İNCELEME VE GEREKÇE :

Uyuşmazlık Mahkemesi Hukuk Bölümü'nün, Ahmet AKYALÇIN'ın Başkanlığında, Üyeler: Mustafa KICALIOĞLU, Mahmut BİLGEN, Turan KARAKAYA, Ayper GÖKTUNA, Serdar AKSOY ve Muhittin KARATOPRAK'ın katılımlarıyla yapılan 5.10.2009 günlü toplantısında; Raportör-Hakim Nurdane TOPUZ'un 2247 sayılı Yasa'da öngörülen koşulları taşımayan başvurunun reddi gerektiği yolundaki raporu ve dosyadaki belgeler okunduktan; ilgili Başsavcılarca görevlendirilen Yargıtay Cumhuriyet Savcısı Dr. İlknur ALTUNTAŞ ile Danıştay Savcısı Gülen AYDINOĞLU'nun başvurunun reddi gerektiği yolundaki sözlü açıklamaları da dinlendikten sonra GEREĞİ GÖRÜŞÜLÜP DÜŞÜNÜLDÜ

2247 sayılı Uyuşmazlık Mahkemesinin Kuruluş ve İşleyişi Hakkında Kanun'un 10. maddesinin birinci fıkrasında, "Görev uyuşmazlığı çıkarma; adli, idari ve askeri bir yargı merciinde açılmış olan davada ileri sürülen görev itirazının reddi üzerine ilgili Başsavcı tarafından görev konusunun incelenmesinin Uyuşmazlık Mahkemesinden istenmesidir" hükmüne yer verilmiştir.

Anılan Yasa hükmü ile, belirtilen yargı mercilerinden birinde açılmış olan bir davanın görülmesi sırasında yapılan görev itirazının reddi üzerine, ilgili Başsavcı tarafından, görevli bulunduğu kendi yargı düzeninin görev alanına vaki müdahalenin önlenebilmesini sağlamak için konunun Uyuşmazlık Mahkemesi'ne götürülmesi suretiyle davanın henüz başlangıç safhasında iken görev sorununun çözüme kavuşturulması amaçlanmıştır.

Nitekim, 2247 sayılı Yasa'nın 10. madde gerekçesinde, "Uyuşmazlık çıkarma, yürürlükte bulunan kanunun getirdiği bir yeniliktir.
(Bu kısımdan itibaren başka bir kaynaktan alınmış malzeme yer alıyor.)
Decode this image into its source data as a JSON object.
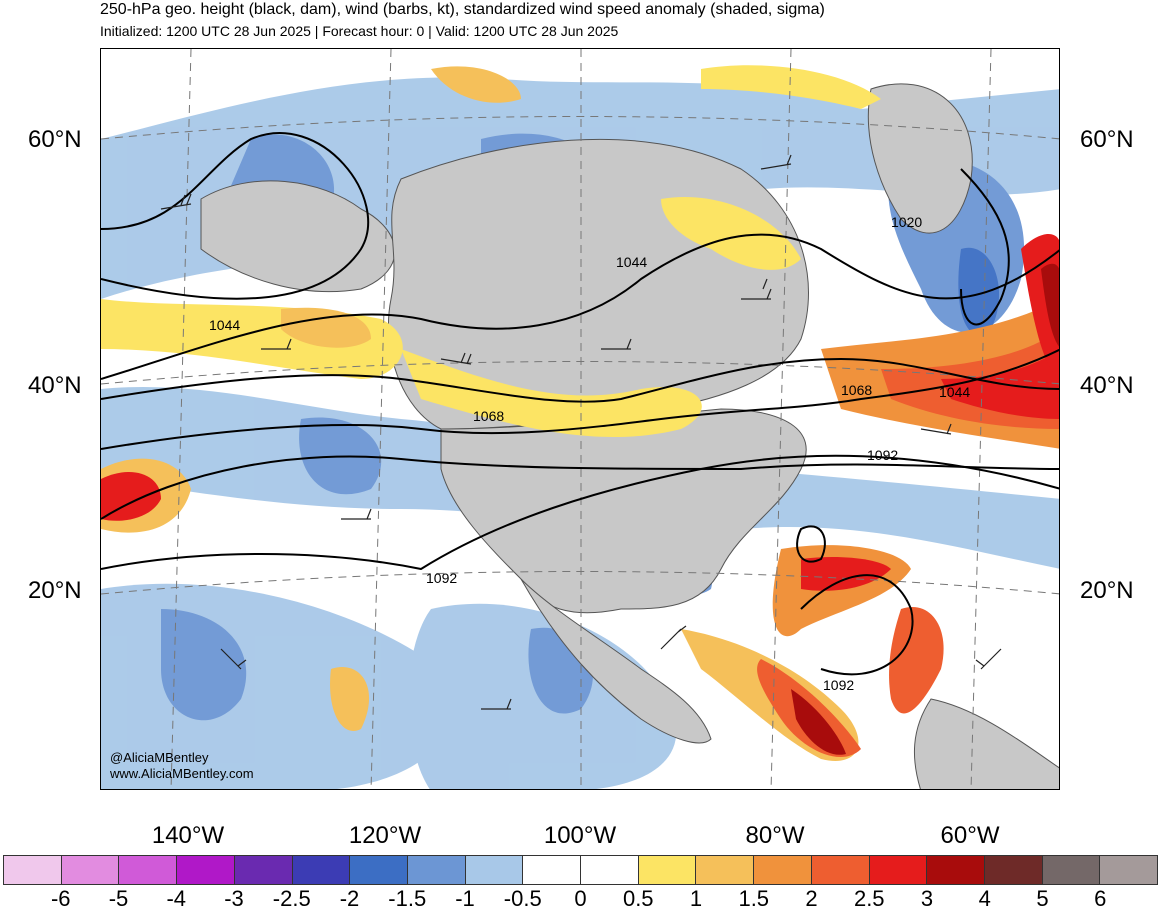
{
  "title": "250-hPa geo. height (black, dam), wind (barbs, kt), standardized wind speed anomaly (shaded, sigma)",
  "subtitle": "Initialized: 1200 UTC 28 Jun 2025 | Forecast hour: 0 | Valid: 1200 UTC 28 Jun 2025",
  "credit": {
    "handle": "@AliciaMBentley",
    "site": "www.AliciaMBentley.com"
  },
  "lat_labels": [
    "60°N",
    "40°N",
    "20°N"
  ],
  "lon_labels": [
    "140°W",
    "120°W",
    "100°W",
    "80°W",
    "60°W"
  ],
  "contour_labels": [
    "1020",
    "1044",
    "1044",
    "1044",
    "1068",
    "1068",
    "1092",
    "1092",
    "1092"
  ],
  "colorbar": {
    "labels": [
      "-6",
      "-5",
      "-4",
      "-3",
      "-2.5",
      "-2",
      "-1.5",
      "-1",
      "-0.5",
      "0",
      "0.5",
      "1",
      "1.5",
      "2",
      "2.5",
      "3",
      "4",
      "5",
      "6"
    ],
    "colors": [
      "#f0c8ec",
      "#e28ce0",
      "#d05ad8",
      "#b018c8",
      "#6a2ab0",
      "#3c3cb4",
      "#3c6ec4",
      "#6c96d4",
      "#a8c8e8",
      "#ffffff",
      "#ffffff",
      "#fce464",
      "#f5c05a",
      "#f0923c",
      "#ee5e30",
      "#e51c1c",
      "#a80c0c",
      "#6e2a28",
      "#746868",
      "#a49a9a"
    ]
  },
  "colors": {
    "land": "#c8c8c8",
    "contour": "#000000",
    "coast": "#555555"
  }
}
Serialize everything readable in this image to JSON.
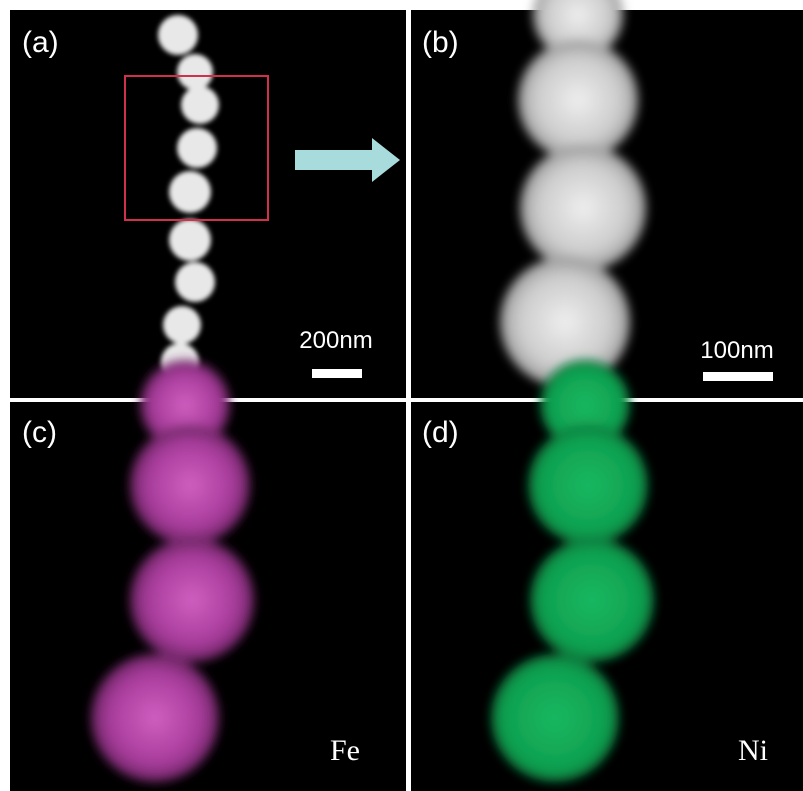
{
  "panels": [
    {
      "label": "(a)",
      "scale_bar": "200nm"
    },
    {
      "label": "(b)",
      "scale_bar": "100nm"
    },
    {
      "label": "(c)",
      "element": "Fe"
    },
    {
      "label": "(d)",
      "element": "Ni"
    }
  ]
}
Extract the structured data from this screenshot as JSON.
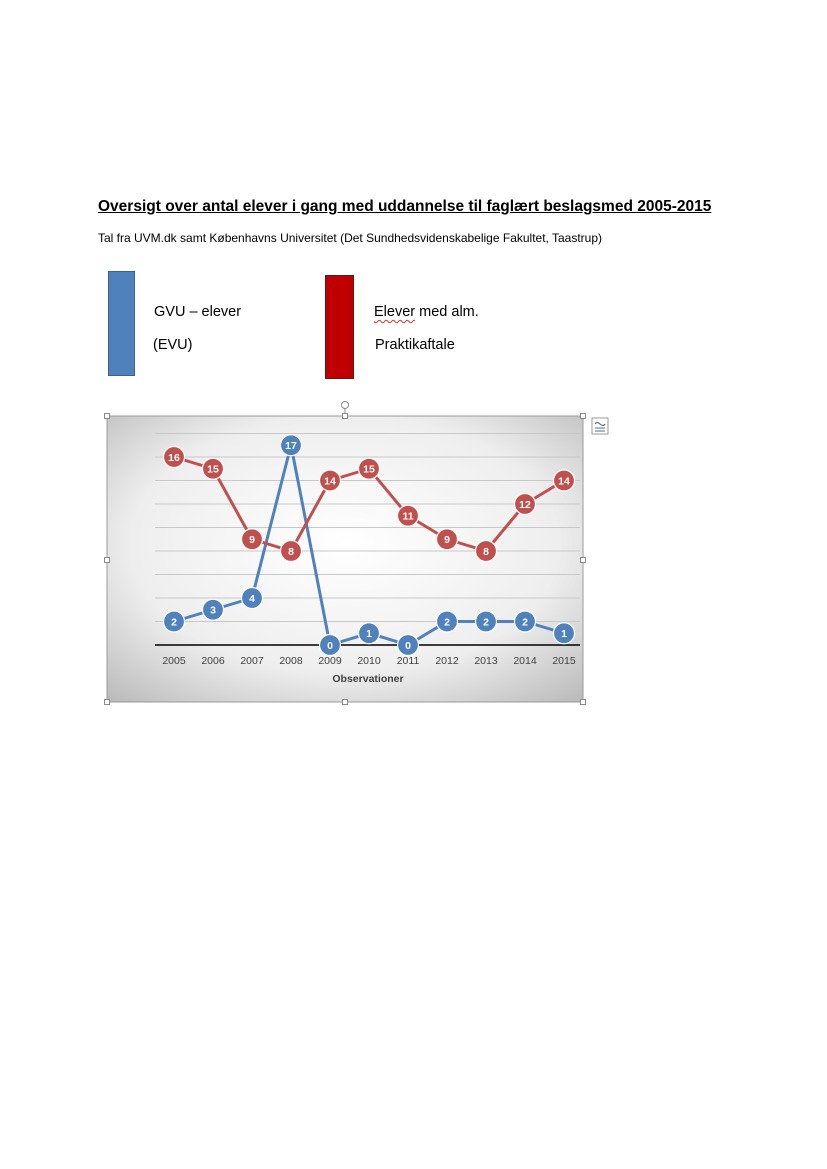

Görülmekte olan bir davanın görev uyuşmazlığını, bu safhada halletmek imkânını verir. Bu madde ile uyuşmazlık çıkarma adli, idari ve askeri yargıya teşmil edilmiştir.

Bu yetki, yargı merciince görev itirazının reddi üzerine, kanun yararına olarak, uyuşmazlığın konusuna göre ilgili Başsavcı veya Başkanunsözcüsü tarafından kullanılacaktır. Bu suretle Türkiye Cumhuriyeti Anayasasının kabul ettiği adli, idari ve askeri yargı mercilerinin ayrılığı prensibinin ihlâli ve ayrı tanzimlere tabi tutulan adli, idari ve askeri yargı mercilerinin yekdiğerinin görev hudutlarına tecavüzleri önlenmiş olacaktır" denilmiştir.

Buna göre, ortada henüz açılmış bir dava ve bu davada bir yargı merciince verilmiş görevlilik kararı bulunması; diğer bir ifadeyle, yararına görev itirazında bulunulan yargı merciince aynı davada görevsizlik kararı verilmemiş olması gerekeceği açıktır.

Olayda, uyuşmazlığa konu edilen İdare Mahkemesinin görevlilik kararından önce, İzmir 6. Sulh Ceza Mahkemesi'nce tarafları, konusu ve sebebi aynı olan davada verilmiş ve kesinleşmiş bir görevsizlik kararının bulunması karşısında, idari yargı yerince adli yargının görev alanına müdahalede bulunulduğundan söz etmek olanaksızdır.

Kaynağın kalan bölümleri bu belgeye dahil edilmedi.